Gerardas Dambrauskas4,1, Stephen J. Aves1, John A. Bryant3,1, Dennis Francis2 and Hilary J. Rogers2

1 School of Biological Sciences, Washington Singer Laboratories, University of Exeter, Exeter EX4 4QG, UK
2 School of Biosciences, Cardiff University, PO Box 915, Cardiff CF10 3TL, UK

3 To whom correspondence should be addressed. Fax: +44 (0)1392 264668. E-mail: J.A.Bryant{at}exeter.ac.uk
4 Present address: Department of Biochemistry, North Carolina State University, Raleigh, NC 27695, USA.
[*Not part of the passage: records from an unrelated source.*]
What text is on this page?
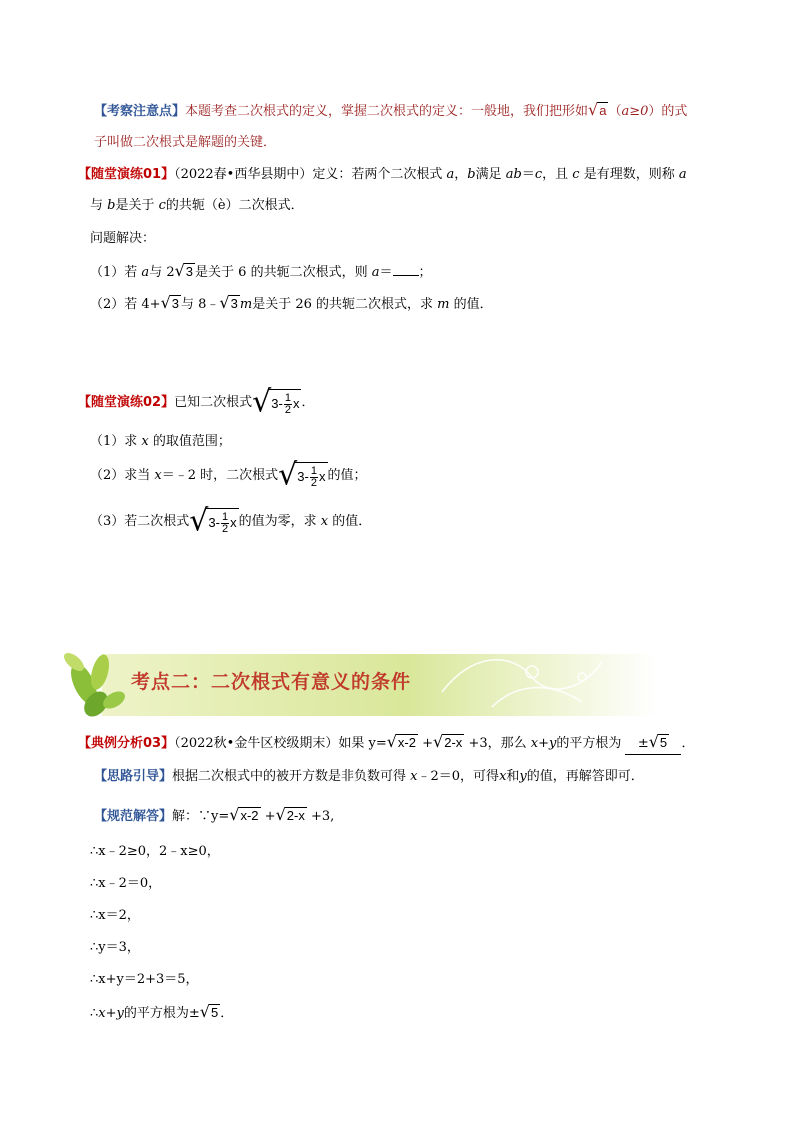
【考察注意点】本题考查二次根式的定义，掌握二次根式的定义：一般地，我们把形如√a （a≥0）的式
子叫做二次根式是解题的关键．
【随堂演练01】（2022春•西华县期中）定义：若两个二次根式 a，b满足 ab＝c，且 c 是有理数，则称 a
与 b是关于 c的共轭（è）二次根式．
问题解决：
（1）若 a与 2√3 是关于 6 的共轭二次根式，则 a＝ ；
（2）若 4+√3 与 8﹣√3 m是关于 26 的共轭二次根式，求 m 的值．
【随堂演练02】已知二次根式$√3- \frac{1}{2}$ x ．
（1）求 x 的取值范围；
（2）求当 x＝﹣2 时，二次根式$√3- \frac{1}{2}$ x 的值；
（3）若二次根式$√3- \frac{1}{2}$ x 的值为零，求 x 的值．
考点二：二次根式有意义的条件
【典例分析03】（2022秋•金牛区校级期末）如果 y=√x-2 +√2-x +3，那么 x+y的平方根为 ±√5 ．
【思路引导】根据二次根式中的被开方数是非负数可得 x﹣2＝0，可得x和y的值，再解答即可．
【规范解答】解：∵y=√x-2 +√2-x +3,
∴x﹣2≥0，2﹣x≥0，
∴x﹣2＝0，
∴x＝2，
∴y＝3，
∴x+y＝2+3＝5，
∴x+y的平方根为±√5 ．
Very little is known about the expression patterns in plants of genes that encode proteins involved in the initiation of DNA replication. Partial cDNA sequences that encode Cdc6 and Mcm3 in tobacco have been isolated. The sequences were used as probes in northern blots which suggested that, in the cell cycle of synchronized tobacco BY-2 cells, expression of CDC6 is confined to late G1 and S-phase whereas the expression of MCM3 is not confined to any particular cell cycle phase. These data were confirmed and extended by real-time PCR measurements of mRNA abundance through the cell cycle. CDC6 exhibits a very clear peak of expression in S-phase whereas MCM3, expressed at a much lower level than CDC6, is not cell-cycle-regulated. These patterns of cell cycle gene expression resemble those found in the fission yeast Schizosaccharomyces pombe rather than those in budding yeast or mammalian cells.

Key words: BY-2, Cdc6, cell cycle, DNA replication, Mcm3, tobacco.